Monday, Aug. 25, 2003
Blankets
By James Poniewozik
Blankets (Top Shelf; 582 pages) is an autobiographical novel about a sensitive, artistic, vegetarian, teenage boy who finds love with a sensitive, artistic, vegetarian, teenage girl. That is, it should be insufferable. Instead it is a rarity: a first-love story so well remembered and honest that it reminds you what falling in love feels like. The narrator, Craig Thompson, grows up in rural Wisconsin in a devout Christian family. Craig's childhood is one long bout of fear--of bullies, hell, the baby-sitter who molests him and his little brother--until, at a Christian winter camp, Craig meets Raina, a doe-eyed outsider from a troubled family.

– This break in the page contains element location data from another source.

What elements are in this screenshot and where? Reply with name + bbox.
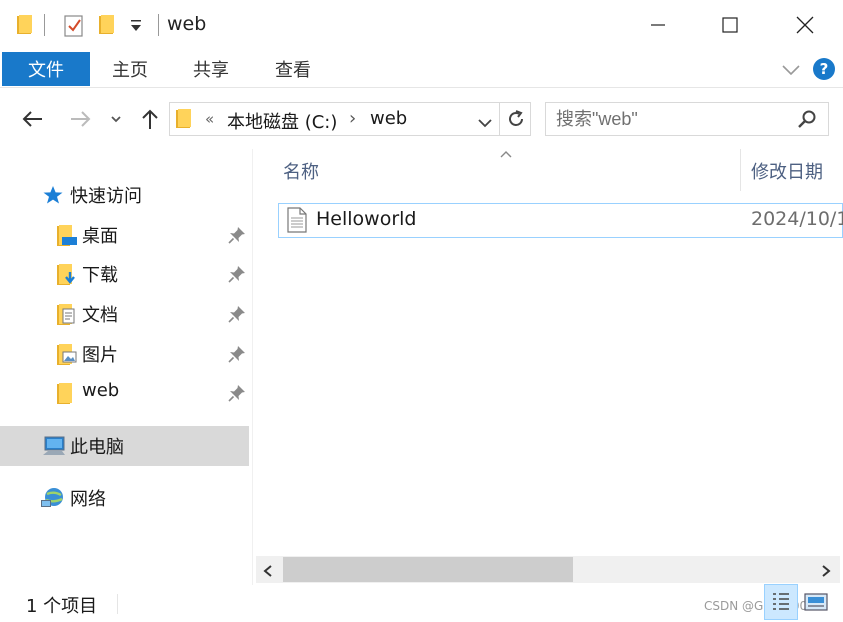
breadcrumb-separator[interactable]: › (349, 108, 356, 129)
tab-file[interactable]: 文件 (2, 52, 90, 86)
help-button[interactable]: ? (813, 58, 835, 80)
back-arrow-icon (22, 111, 42, 127)
network-icon (40, 486, 66, 515)
address-dropdown-icon[interactable] (477, 114, 493, 133)
nav-label: 文档 (82, 305, 118, 326)
customize-toolbar-dropdown-icon[interactable] (130, 18, 142, 37)
column-separator[interactable] (740, 149, 741, 191)
search-icon[interactable] (797, 109, 817, 133)
column-header-name[interactable]: 名称 (283, 158, 319, 184)
close-icon (796, 16, 814, 34)
address-bar[interactable]: « 本地磁盘 (C:) › web (169, 102, 531, 136)
nav-item-pictures[interactable]: 图片 (0, 335, 249, 373)
nav-label: 图片 (82, 345, 118, 366)
scroll-right-icon[interactable] (820, 563, 832, 582)
nav-quick-access[interactable]: 快速访问 (0, 176, 249, 214)
status-separator (117, 594, 118, 614)
pin-icon[interactable] (228, 305, 246, 328)
nav-label: 此电脑 (70, 437, 124, 458)
up-button[interactable] (137, 103, 163, 135)
pictures-folder-icon (56, 343, 78, 372)
maximize-icon (722, 17, 738, 33)
desktop-folder-icon (56, 224, 78, 253)
minimize-icon (651, 24, 665, 26)
tab-home[interactable]: 主页 (112, 52, 148, 86)
refresh-icon[interactable] (506, 109, 526, 133)
nav-item-web[interactable]: web (0, 374, 249, 412)
nav-label: web (82, 380, 120, 401)
nav-item-network[interactable]: 网络 (0, 479, 249, 517)
forward-button[interactable] (67, 103, 95, 135)
computer-icon (42, 435, 66, 462)
title-bar: web (0, 0, 843, 50)
star-icon (42, 185, 64, 210)
downloads-folder-icon (56, 263, 78, 292)
up-arrow-icon (142, 109, 158, 129)
search-input[interactable] (545, 102, 829, 136)
pin-icon[interactable] (228, 384, 246, 407)
back-button[interactable] (18, 103, 46, 135)
minimize-button[interactable] (636, 6, 680, 44)
column-header-modified[interactable]: 修改日期 (751, 158, 823, 184)
chevron-down-icon (111, 116, 121, 123)
breadcrumb-web[interactable]: web (370, 108, 407, 129)
file-name: Helloworld (316, 208, 417, 230)
address-divider (499, 103, 500, 135)
recent-locations-button[interactable] (107, 103, 125, 135)
text-file-icon (287, 207, 307, 237)
address-overflow[interactable]: « (205, 110, 214, 128)
nav-label: 桌面 (82, 226, 118, 247)
navigation-pane: 快速访问 桌面 下载 文档 图片 web 此电脑 网络 (0, 149, 252, 585)
nav-item-documents[interactable]: 文档 (0, 295, 249, 333)
nav-item-desktop[interactable]: 桌面 (0, 216, 249, 254)
folder-icon (175, 108, 193, 134)
nav-item-this-pc[interactable]: 此电脑 (0, 426, 249, 466)
maximize-button[interactable] (708, 6, 752, 44)
details-view-icon (773, 593, 789, 610)
large-icons-view-icon (804, 593, 828, 611)
pin-icon[interactable] (228, 226, 246, 249)
window-title: web (167, 13, 207, 35)
file-modified-date: 2024/10/1 (751, 208, 843, 230)
breadcrumb-local-disk[interactable]: 本地磁盘 (C:) (227, 108, 337, 134)
close-button[interactable] (783, 6, 827, 44)
nav-item-downloads[interactable]: 下载 (0, 255, 249, 293)
tab-view[interactable]: 查看 (275, 52, 311, 86)
title-separator (158, 14, 159, 36)
scrollbar-thumb[interactable] (283, 557, 573, 582)
ribbon: 文件 主页 共享 查看 (0, 50, 843, 88)
properties-icon[interactable] (63, 14, 85, 42)
nav-label: 下载 (82, 265, 118, 286)
forward-arrow-icon (71, 111, 91, 127)
new-folder-icon[interactable] (98, 14, 116, 40)
tab-share[interactable]: 共享 (193, 52, 229, 86)
details-view-button[interactable] (764, 584, 798, 620)
nav-label: 网络 (70, 489, 106, 510)
item-count: 1 个项目 (26, 596, 98, 617)
folder-icon (56, 382, 74, 411)
documents-folder-icon (56, 303, 78, 332)
large-icons-view-button[interactable] (799, 584, 833, 620)
pin-icon[interactable] (228, 345, 246, 368)
expand-ribbon-icon[interactable] (781, 62, 801, 81)
sort-ascending-icon (499, 144, 513, 163)
nav-label: 快速访问 (70, 186, 142, 207)
folder-icon (16, 14, 34, 40)
title-separator (44, 14, 45, 36)
pin-icon[interactable] (228, 265, 246, 288)
scroll-left-icon[interactable] (262, 563, 274, 582)
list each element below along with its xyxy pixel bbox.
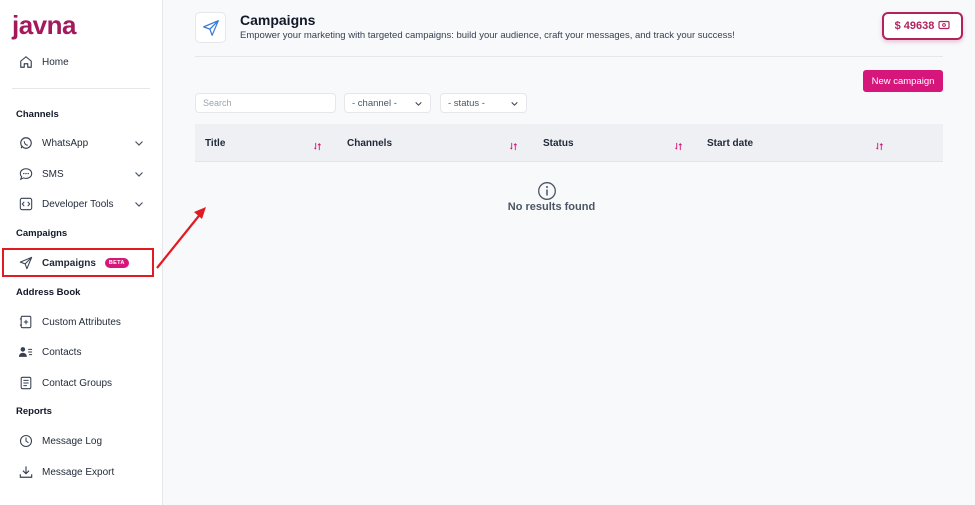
sidebar-item-sms[interactable]: SMS xyxy=(0,160,162,188)
column-header-status[interactable]: Status xyxy=(543,124,574,162)
highlight-box xyxy=(2,248,154,277)
sidebar-item-label: Home xyxy=(42,56,69,68)
custom-attributes-icon xyxy=(18,315,33,330)
table-header: Title Channels Status Start date xyxy=(195,124,943,162)
campaigns-header-icon xyxy=(195,12,226,43)
sidebar-item-label: Message Log xyxy=(42,435,103,447)
header-divider xyxy=(195,56,943,57)
sidebar-item-home[interactable]: Home xyxy=(0,48,162,76)
main-content: Campaigns Empower your marketing with ta… xyxy=(163,0,975,505)
download-icon xyxy=(18,465,33,480)
column-header-channels[interactable]: Channels xyxy=(347,124,392,162)
sms-icon xyxy=(18,167,33,182)
column-header-start-date[interactable]: Start date xyxy=(707,124,753,162)
status-select[interactable]: - status - xyxy=(440,93,527,113)
channel-select[interactable]: - channel - xyxy=(344,93,431,113)
javna-logo[interactable]: javna xyxy=(12,10,77,41)
wallet-icon xyxy=(938,20,950,33)
sidebar-item-label: SMS xyxy=(42,168,64,180)
section-title-channels: Channels xyxy=(16,109,59,120)
sidebar-item-label: Developer Tools xyxy=(42,198,114,210)
contacts-icon xyxy=(18,345,33,360)
clock-icon xyxy=(18,434,33,449)
column-header-title[interactable]: Title xyxy=(205,124,225,162)
sidebar-item-custom-attributes[interactable]: Custom Attributes xyxy=(0,308,162,336)
balance-badge[interactable]: $ 49638 xyxy=(882,12,963,40)
chevron-down-icon xyxy=(510,100,519,111)
section-title-address-book: Address Book xyxy=(16,287,81,298)
sidebar-item-label: Contact Groups xyxy=(42,377,113,389)
sort-icon[interactable] xyxy=(875,138,884,156)
sidebar: javna Home Channels WhatsApp SMS Develop… xyxy=(0,0,163,505)
contact-groups-icon xyxy=(18,376,33,391)
sidebar-item-developer-tools[interactable]: Developer Tools xyxy=(0,190,162,218)
sort-icon[interactable] xyxy=(509,138,518,156)
chevron-down-icon[interactable] xyxy=(134,169,144,182)
page-title: Campaigns xyxy=(240,12,316,28)
sort-icon[interactable] xyxy=(674,138,683,156)
sidebar-divider xyxy=(12,88,150,89)
sidebar-item-whatsapp[interactable]: WhatsApp xyxy=(0,129,162,157)
sidebar-item-message-export[interactable]: Message Export xyxy=(0,458,162,486)
status-select-value: - status - xyxy=(448,97,485,109)
sidebar-item-label: Contacts xyxy=(42,346,82,358)
page-subtitle: Empower your marketing with targeted cam… xyxy=(240,30,735,41)
home-icon xyxy=(18,55,33,70)
sidebar-item-label: WhatsApp xyxy=(42,137,89,149)
search-input[interactable] xyxy=(195,93,336,113)
chevron-down-icon[interactable] xyxy=(134,199,144,212)
whatsapp-icon xyxy=(18,136,33,151)
empty-state-text: No results found xyxy=(507,201,596,213)
sidebar-item-contact-groups[interactable]: Contact Groups xyxy=(0,369,162,397)
chevron-down-icon xyxy=(414,100,423,111)
new-campaign-button[interactable]: New campaign xyxy=(863,70,943,92)
sidebar-item-contacts[interactable]: Contacts xyxy=(0,338,162,366)
sidebar-item-label: Message Export xyxy=(42,466,115,478)
sidebar-item-label: Custom Attributes xyxy=(42,316,121,328)
annotation-arrow xyxy=(156,207,206,269)
channel-select-value: - channel - xyxy=(352,97,397,109)
sort-icon[interactable] xyxy=(313,138,322,156)
code-icon xyxy=(18,197,33,212)
sidebar-item-message-log[interactable]: Message Log xyxy=(0,427,162,455)
chevron-down-icon[interactable] xyxy=(134,138,144,151)
section-title-reports: Reports xyxy=(16,406,52,417)
section-title-campaigns: Campaigns xyxy=(16,228,68,239)
balance-value: $ 49638 xyxy=(894,20,935,32)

Blankets' charm and strength are that, like a love-sick teenager, the book is not embarrassed to be earnest about either Craig and Raina's romance or their religion (in one panel, hormone-drunk Craig sees Raina as a vision from Song of Solomon). As their affair gets complicated, so does the novel, becoming a bittersweet meditation on family, faith, loss and memory.
Thompson complements it with rapturous drawings of winter in northern Michigan and Wisconsin, a season that for all its harshness can--like Blankets--be achingly beautiful. --J.P.